Michele Provinciali (1921 – 2009) was an Italian Industrial Designer. He was a multi-talented artist who worked as an art director, designer, graphic designer, artist, painter, and instructor.
He received the ADI’s Compasso d’Oro Award for his career in 2008. Michele Provinciali provides an alternative trend to the late rationalist approach typical of the postwar period in every art form. He is expressive, poetic, experimental, abnormal, and refined in every art form.
Even now, his concepts and methods of application are “beyond.” Born in Parma in 1923 and graduating from Urbino in 1947, he obtained a study grant at Moholy-Institute Nagy’s of Design in Chicago in 1951. In 1955, he returned to Italy, where he was awarded the first Compasso d’Oro Award – a watch for Solari- and dedicated himself to the aesthetic leadership of prominent newspapers and publications and the most active Italian enterprises during the fertile age of productive reconversion.
With the help of notable graphic designers of the day, such as Pino Tovaglia, Giulio Confalonieri, and Ilo Negri, he founded the CNPT Group. Meanwhile, he worked with Michelangelo Antonioni, Gio Ponti, Vico Magistretti, and the Castiglioni brothers (developing the titles for various films).
Provinciali created his studio in Piazza Castello, Milan, where the famed brothers of Italian design worked, and Aurelio Zanotta found him in 1964 to begin an ideal and productive cooperation. His innovative corporate catalogue effort was dubbed the “manifesto” of industrial design.
When Zanotta launched its store in Monza in 1967, Michele Provinciali developed the corporate logo. Combining poetry and design was a free, rigorous symbol with a “zed” based on the curl’s mirror-like symmetry. This was the beginning of a golden era for Zanotta. The top international designers worked for the company under the direction of the legendary Provinciali. Then he was in charge of Zanotta’s whole aesthetic direction and image coordination.
Graphics – Means of Expression
On the other hand, graphics remain Provinciali’s prefered means of expression: the experimental magazine Imago, Stile Industria, and, beginning in 1963, Vittorio Gregotti’s Edilizia Moderna. Meanwhile, from 1971 to 1975, he was a lecturer at the ISIA in Urbino. His artistic interventions, which alternate between sculpture and painting, are remarkable and always done in silence. Findings collected on Adriatic beaches, such as fragments of chalk, ice cream sticks, plastic bottles bent by the backwash, railway tickets, and sparkling wine stoppers, were frequently hidden by collage and explorations packed with intense emotion.

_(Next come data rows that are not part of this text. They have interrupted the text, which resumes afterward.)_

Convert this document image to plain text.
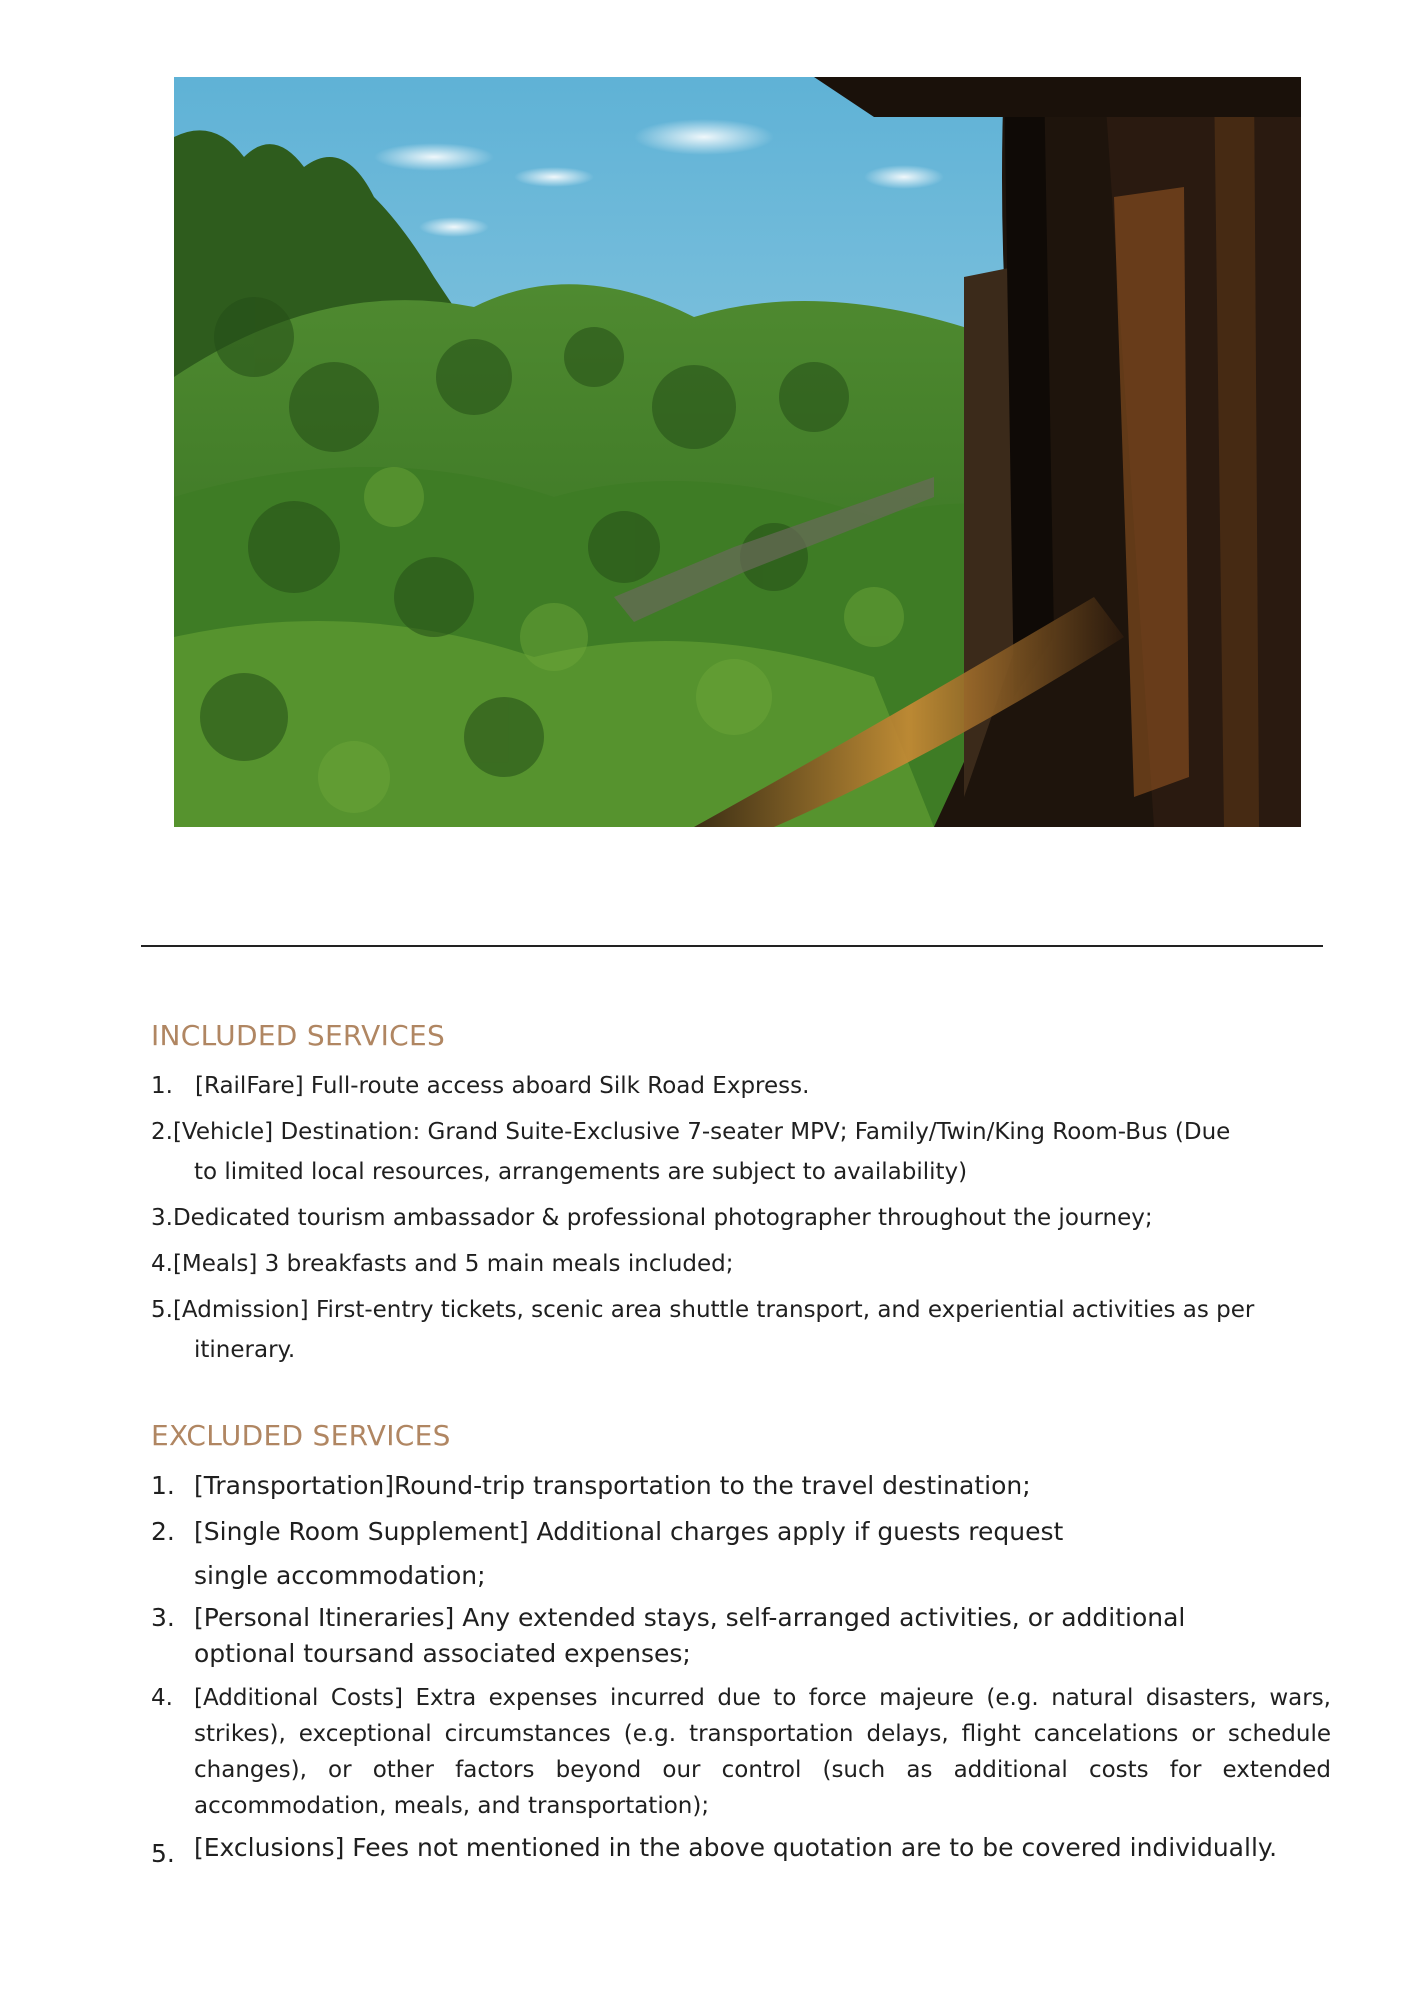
INCLUDED SERVICES
1. [RailFare] Full-route access aboard Silk Road Express.
2.[Vehicle] Destination: Grand Suite-Exclusive 7-seater MPV; Family/Twin/King Room-Bus (Due
to limited local resources, arrangements are subject to availability)
3.Dedicated tourism ambassador & professional photographer throughout the journey;
4.[Meals] 3 breakfasts and 5 main meals included;
5.[Admission] First-entry tickets, scenic area shuttle transport, and experiential activities as per
itinerary.
EXCLUDED SERVICES
1. [Transportation]Round-trip transportation to the travel destination;
2. [Single Room Supplement] Additional charges apply if guests request single accommodation;
3. [Personal Itineraries] Any extended stays, self-arranged activities, or additional optional toursand associated expenses;
4. [Additional Costs] Extra expenses incurred due to force majeure (e.g. natural disasters, wars, strikes), exceptional circumstances (e.g. transportation delays, flight cancelations or schedule changes), or other factors beyond our control (such as additional costs for extended accommodation, meals, and transportation);
5. [Exclusions] Fees not mentioned in the above quotation are to be covered individually.
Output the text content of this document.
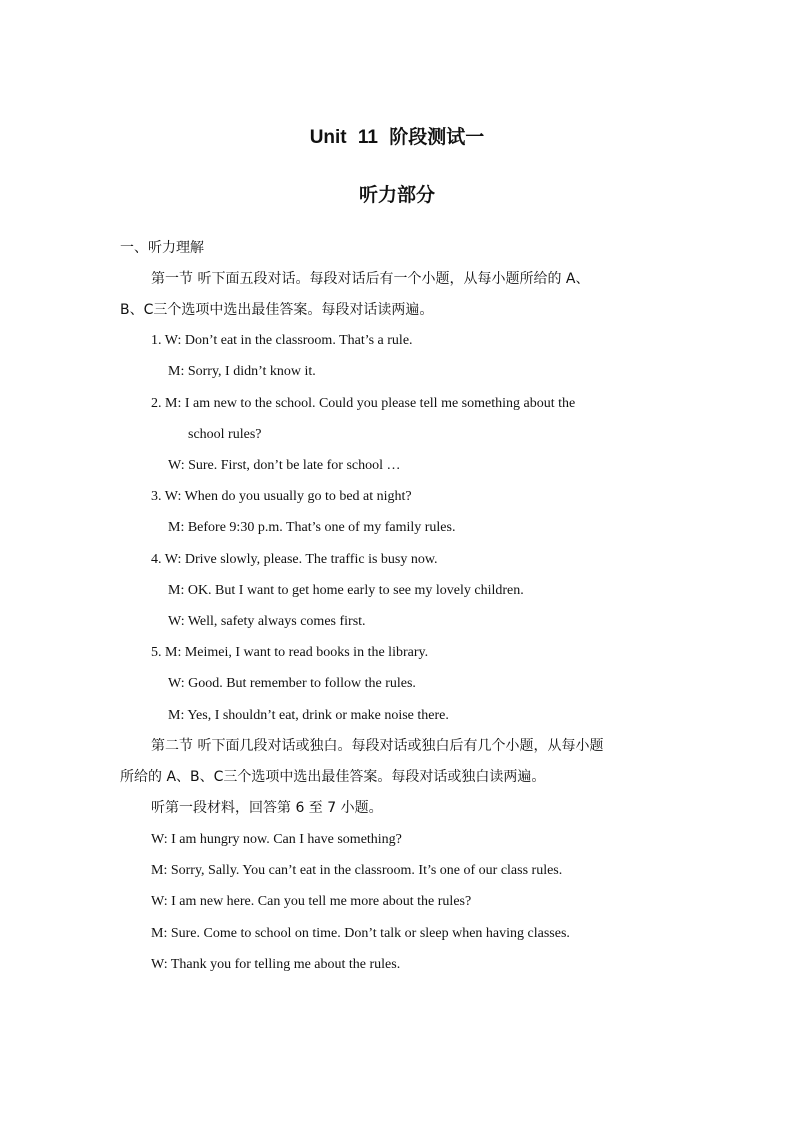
Unit 11 阶段测试一
听力部分
一、听力理解
第一节 听下面五段对话。每段对话后有一个小题，从每小题所给的 A、
B、C三个选项中选出最佳答案。每段对话读两遍。
1. W: Don’t eat in the classroom. That’s a rule.
M: Sorry, I didn’t know it.
2. M: I am new to the school. Could you please tell me something about the
school rules?
W: Sure. First, don’t be late for school …
3. W: When do you usually go to bed at night?
M: Before 9:30 p.m. That’s one of my family rules.
4. W: Drive slowly, please. The traffic is busy now.
M: OK. But I want to get home early to see my lovely children.
W: Well, safety always comes first.
5. M: Meimei, I want to read books in the library.
W: Good. But remember to follow the rules.
M: Yes, I shouldn’t eat, drink or make noise there.
第二节 听下面几段对话或独白。每段对话或独白后有几个小题，从每小题
所给的 A、B、C三个选项中选出最佳答案。每段对话或独白读两遍。
听第一段材料，回答第 6 至 7 小题。
W: I am hungry now. Can I have something?
M: Sorry, Sally. You can’t eat in the classroom. It’s one of our class rules.
W: I am new here. Can you tell me more about the rules?
M: Sure. Come to school on time. Don’t talk or sleep when having classes.
W: Thank you for telling me about the rules.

Provinciali arranged them into a continuous dialogue infused with the enchantment of ‘things’ and a clean style that exhibits poetic guilelessness and communication power that reaches the heart, as in a well-known book whose graphics he designed: New York-arte e persone by Ugo Mulas. Provinciali was also a brilliant traveller: “a trail in Persia is named after him,” says Francesco Ramberti, co-author of the last biography-honouring the great teacher, who died in March this year at the age of 88. Gangemi Editore was the publisher. “I gather common items… those which are always seen but never looked at,” he says on the front cover.